XML 1.0 defines whitespace as a space, tab, carriage return, or line feed. XML 1.1 also includes the newline character NEL (#x85) and Unicode line separator (#x2028) in whitespace. Whitespace serves the same purpose in XML as it does in most programming and natural languages: to separate tokens and language elements from one another. To an XML parser, all whitespace in element content is significant and will be passed to the client application. Whitespace within tags—for instance, between attributes—is not significant. Consider the following example:

<p>  This sentence has extraneous 
  line breaks.</p>

After parsing, the character data from this example element is passed to the underlying application as:

   This sentence has extraneous
line breaks.

Although XML specifies that all whitespace in element content be preserved for use by the client application, an additional facility is available to the XML author to further hint that an element's character data's space and formatting should be preserved. For more information, see the discussion of the xml:space attribute in >Special Attributes later in this chapter.
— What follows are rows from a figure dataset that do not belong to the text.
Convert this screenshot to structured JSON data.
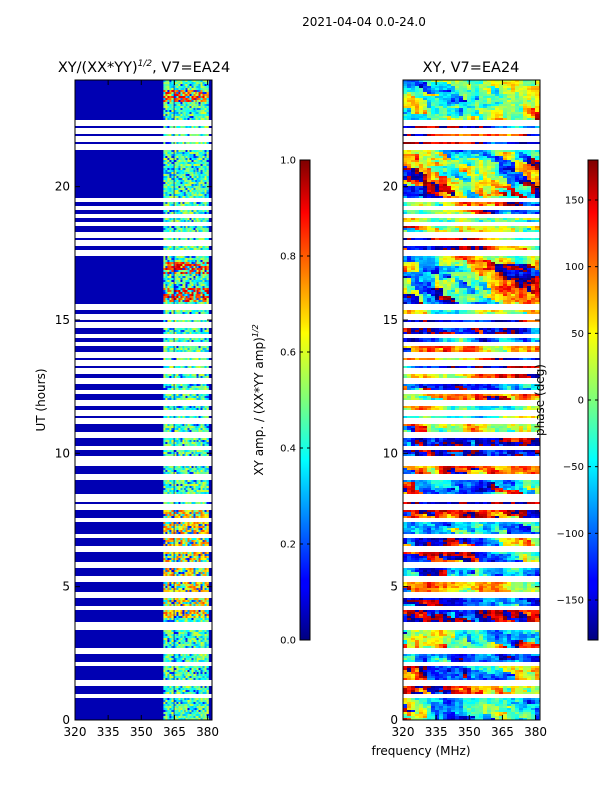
{
  "suptitle": "2021-04-04 0.0-24.0",
  "shared_xlabel": "frequency (MHz)",
  "chart_data": [
    {
      "type": "heatmap",
      "title_main": "XY/(XX*YY)",
      "title_sup": "1/2",
      "title_tail": ", V7=EA24",
      "ylabel": "UT (hours)",
      "xlim": [
        320,
        382
      ],
      "ylim": [
        0,
        24
      ],
      "xticks": [
        320,
        335,
        350,
        365,
        380
      ],
      "yticks": [
        0,
        5,
        10,
        15,
        20
      ],
      "colorbar": {
        "label_main": "XY amp. / (XX*YY amp)",
        "label_sup": "1/2",
        "range": [
          0.0,
          1.0
        ],
        "ticks": [
          0.0,
          0.2,
          0.4,
          0.6,
          0.8,
          1.0
        ],
        "tick_labels": [
          "0.0",
          "0.2",
          "0.4",
          "0.6",
          "0.8",
          "1.0"
        ]
      },
      "background_value": 0.05,
      "active_channel_bands_mhz": [
        [
          360,
          364
        ],
        [
          365,
          370
        ],
        [
          370,
          375
        ],
        [
          375,
          380
        ]
      ],
      "active_band_value_range": [
        0.3,
        0.6
      ],
      "high_value_patches": [
        {
          "ut_range": [
            16.7,
            17.2
          ],
          "value": 0.85
        },
        {
          "ut_range": [
            15.7,
            16.2
          ],
          "value": 0.85
        },
        {
          "ut_range": [
            23.2,
            23.6
          ],
          "value": 0.8
        },
        {
          "ut_range": [
            3.8,
            8.0
          ],
          "value": 0.7
        }
      ]
    },
    {
      "type": "heatmap",
      "title": "XY, V7=EA24",
      "xlim": [
        320,
        382
      ],
      "ylim": [
        0,
        24
      ],
      "xticks": [
        320,
        335,
        350,
        365,
        380
      ],
      "yticks": [
        0,
        5,
        10,
        15,
        20
      ],
      "colorbar": {
        "label": "phase (deg)",
        "range": [
          -180,
          180
        ],
        "ticks": [
          -150,
          -100,
          -50,
          0,
          50,
          100,
          150
        ],
        "tick_labels": [
          "−150",
          "−100",
          "−50",
          "0",
          "50",
          "100",
          "150"
        ]
      },
      "value_distribution": "random phase in [-180, 180] deg, spectrally smooth within each integration"
    }
  ],
  "flagged_ut_hours": [
    0.9,
    1.4,
    2.1,
    2.6,
    3.5,
    3.6,
    4.2,
    4.7,
    5.3,
    5.8,
    6.4,
    6.9,
    7.5,
    8.0,
    8.3,
    8.4,
    9.1,
    9.6,
    9.8,
    10.2,
    10.7,
    11.2,
    11.5,
    11.9,
    12.3,
    12.7,
    13.1,
    13.4,
    13.7,
    14.1,
    14.4,
    14.8,
    15.1,
    15.5,
    17.5,
    17.9,
    18.2,
    18.6,
    18.9,
    19.2,
    19.5,
    21.5,
    21.8,
    22.1,
    22.4
  ]
}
To simplify the lives of software developers, parsers are expected to normalize all occurrences of the carriage return (#xD) character to a single line feed (#xA) character. When the carriage return character appears directly before a line feed, it is simply removed. This results in a document that contains only single line feed characters to mark line ends. In XML 1.1, this normalization to a line feed character also occurs for the Unicode characters #x85 (NEXT LINE, NEL) and #x2028 (LINE SEPARATOR).